Question

How do you find the mean of `{25,31,31,20,30,26,32,31,35}`?

Answer 1

Add the values up, then divide this sum by the number of values in the set. The mean is 29.

Explanation:

The mean of a dataset is a statistical term for the set's average. It is calculated by adding up all the values in the set, and then dividing this sum by the number of elements in the set.
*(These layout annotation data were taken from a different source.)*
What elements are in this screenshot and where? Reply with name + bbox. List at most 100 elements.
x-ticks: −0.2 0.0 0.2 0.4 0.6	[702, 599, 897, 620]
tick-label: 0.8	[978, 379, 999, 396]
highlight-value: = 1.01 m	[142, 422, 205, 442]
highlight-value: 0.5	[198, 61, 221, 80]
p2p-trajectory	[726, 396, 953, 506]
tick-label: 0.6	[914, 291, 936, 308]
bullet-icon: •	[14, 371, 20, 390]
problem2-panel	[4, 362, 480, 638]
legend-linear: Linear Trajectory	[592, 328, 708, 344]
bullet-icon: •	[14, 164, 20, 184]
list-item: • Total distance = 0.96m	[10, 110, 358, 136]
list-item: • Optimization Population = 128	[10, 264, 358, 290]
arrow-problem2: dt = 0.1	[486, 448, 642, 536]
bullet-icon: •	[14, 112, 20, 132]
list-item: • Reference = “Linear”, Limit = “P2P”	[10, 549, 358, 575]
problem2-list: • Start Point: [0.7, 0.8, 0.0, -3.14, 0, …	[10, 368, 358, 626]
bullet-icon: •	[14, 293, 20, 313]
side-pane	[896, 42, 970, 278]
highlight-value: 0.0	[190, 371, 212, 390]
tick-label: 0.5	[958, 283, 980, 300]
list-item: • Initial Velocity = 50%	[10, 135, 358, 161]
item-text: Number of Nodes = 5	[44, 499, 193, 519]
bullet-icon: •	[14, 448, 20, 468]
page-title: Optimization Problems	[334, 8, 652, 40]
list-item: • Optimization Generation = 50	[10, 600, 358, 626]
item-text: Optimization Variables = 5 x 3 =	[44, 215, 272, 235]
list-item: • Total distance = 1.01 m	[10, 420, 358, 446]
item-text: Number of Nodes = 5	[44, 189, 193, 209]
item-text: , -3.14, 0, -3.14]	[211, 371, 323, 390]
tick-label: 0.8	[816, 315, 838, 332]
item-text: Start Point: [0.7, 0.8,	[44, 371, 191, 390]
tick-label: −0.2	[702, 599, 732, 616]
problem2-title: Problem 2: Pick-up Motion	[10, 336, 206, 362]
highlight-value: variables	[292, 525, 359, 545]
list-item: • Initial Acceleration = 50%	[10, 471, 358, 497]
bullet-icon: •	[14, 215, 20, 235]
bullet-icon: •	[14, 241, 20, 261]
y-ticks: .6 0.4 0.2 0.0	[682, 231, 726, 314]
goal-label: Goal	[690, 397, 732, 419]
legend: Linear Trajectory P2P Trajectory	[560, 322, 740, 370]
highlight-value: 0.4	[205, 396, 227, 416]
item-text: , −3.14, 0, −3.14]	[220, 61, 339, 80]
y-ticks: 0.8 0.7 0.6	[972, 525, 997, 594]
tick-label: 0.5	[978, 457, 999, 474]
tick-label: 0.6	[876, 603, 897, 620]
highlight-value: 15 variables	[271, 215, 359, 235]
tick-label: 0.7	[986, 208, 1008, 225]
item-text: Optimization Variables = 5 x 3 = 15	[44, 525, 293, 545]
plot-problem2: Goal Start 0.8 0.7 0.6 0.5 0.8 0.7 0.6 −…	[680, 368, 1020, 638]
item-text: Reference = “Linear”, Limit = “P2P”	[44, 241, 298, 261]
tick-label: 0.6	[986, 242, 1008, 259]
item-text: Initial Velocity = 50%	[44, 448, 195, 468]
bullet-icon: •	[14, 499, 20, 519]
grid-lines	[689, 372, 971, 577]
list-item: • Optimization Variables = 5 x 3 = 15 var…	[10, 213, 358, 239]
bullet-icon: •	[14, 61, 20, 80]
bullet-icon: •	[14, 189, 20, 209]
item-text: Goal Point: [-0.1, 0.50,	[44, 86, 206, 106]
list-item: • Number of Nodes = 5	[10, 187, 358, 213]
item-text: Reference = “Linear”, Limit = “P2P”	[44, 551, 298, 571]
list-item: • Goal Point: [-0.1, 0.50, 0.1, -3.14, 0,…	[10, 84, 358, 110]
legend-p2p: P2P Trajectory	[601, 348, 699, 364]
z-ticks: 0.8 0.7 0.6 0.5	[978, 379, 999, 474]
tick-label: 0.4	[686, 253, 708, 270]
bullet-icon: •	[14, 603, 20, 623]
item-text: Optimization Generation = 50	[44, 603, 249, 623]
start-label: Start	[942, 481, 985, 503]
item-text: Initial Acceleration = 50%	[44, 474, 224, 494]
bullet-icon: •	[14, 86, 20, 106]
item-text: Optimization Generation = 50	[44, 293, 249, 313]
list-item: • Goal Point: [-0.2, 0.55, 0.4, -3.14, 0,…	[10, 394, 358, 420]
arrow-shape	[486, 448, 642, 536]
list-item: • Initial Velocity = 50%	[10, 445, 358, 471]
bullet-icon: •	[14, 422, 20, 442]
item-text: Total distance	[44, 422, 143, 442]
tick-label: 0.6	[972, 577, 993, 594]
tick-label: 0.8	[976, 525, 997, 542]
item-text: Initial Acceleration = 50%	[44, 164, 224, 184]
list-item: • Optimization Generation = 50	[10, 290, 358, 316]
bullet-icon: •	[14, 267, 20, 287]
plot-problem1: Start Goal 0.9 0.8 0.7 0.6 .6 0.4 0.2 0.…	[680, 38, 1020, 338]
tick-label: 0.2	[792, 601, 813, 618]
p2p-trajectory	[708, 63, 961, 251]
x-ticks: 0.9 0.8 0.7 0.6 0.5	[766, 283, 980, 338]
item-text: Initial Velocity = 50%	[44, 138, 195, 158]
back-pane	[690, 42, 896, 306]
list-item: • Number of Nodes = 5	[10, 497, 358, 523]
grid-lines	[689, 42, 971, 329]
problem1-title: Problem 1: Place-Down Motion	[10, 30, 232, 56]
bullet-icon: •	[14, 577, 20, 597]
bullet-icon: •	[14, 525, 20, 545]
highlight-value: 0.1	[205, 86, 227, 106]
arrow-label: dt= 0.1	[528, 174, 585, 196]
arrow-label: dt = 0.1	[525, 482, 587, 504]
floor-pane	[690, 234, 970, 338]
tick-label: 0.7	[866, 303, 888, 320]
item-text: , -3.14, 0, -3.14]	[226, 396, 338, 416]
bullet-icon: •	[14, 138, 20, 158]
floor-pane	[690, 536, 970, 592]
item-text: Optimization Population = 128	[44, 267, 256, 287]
For a set of `n` data points `x_1, x_2, x_3, ..., x_n`, the mean `barx` is found using this formula:

`barx=(x_1+x_2+x_3+...+x_n)/n`

For example, the given dataset is `{25,31,31,20,30,26,32,31,35}`. This set has 9 elements, so `n=9`. The final value of `barx` is then

`barx=(25+31+31+20+30+26+32+31+35)/9`
`color(white)(barx)=261/9`

`color(white)(barx)=29`

This value of 29 is like the centre of gravity of the data. If we placed marbles on a number line at the values in the set, one for each data point, the mean `barx` is where we'd be able to balance the line, with the same amount of total distance to all the marbles on its left as to those on its right.

Using this analogy, it's easy to see what happens to the average if we move one of the data points. If we move one marble to the right by 5, for example, the centre of gravity for all 9 marbles would shift to the right as well. But by how much? The one marble moved by 5, but its weight is only `1/9`th of the total weight of all marbles. So, the centre of gravity will move `5 xx 1/9`, which is `5/9`, to the right.

So you see, the mean of a dataset is like a weighted average of the set, but with all the weights the same. This is easy to see, because the mean formula above can be written with the denominator distributed out, as

`barx=1/n x_1+1/nx_2+1/nx_3+...+1/nx_n`.

(Notice how all `n` weights are `1/n`, and so they all add to `1`.)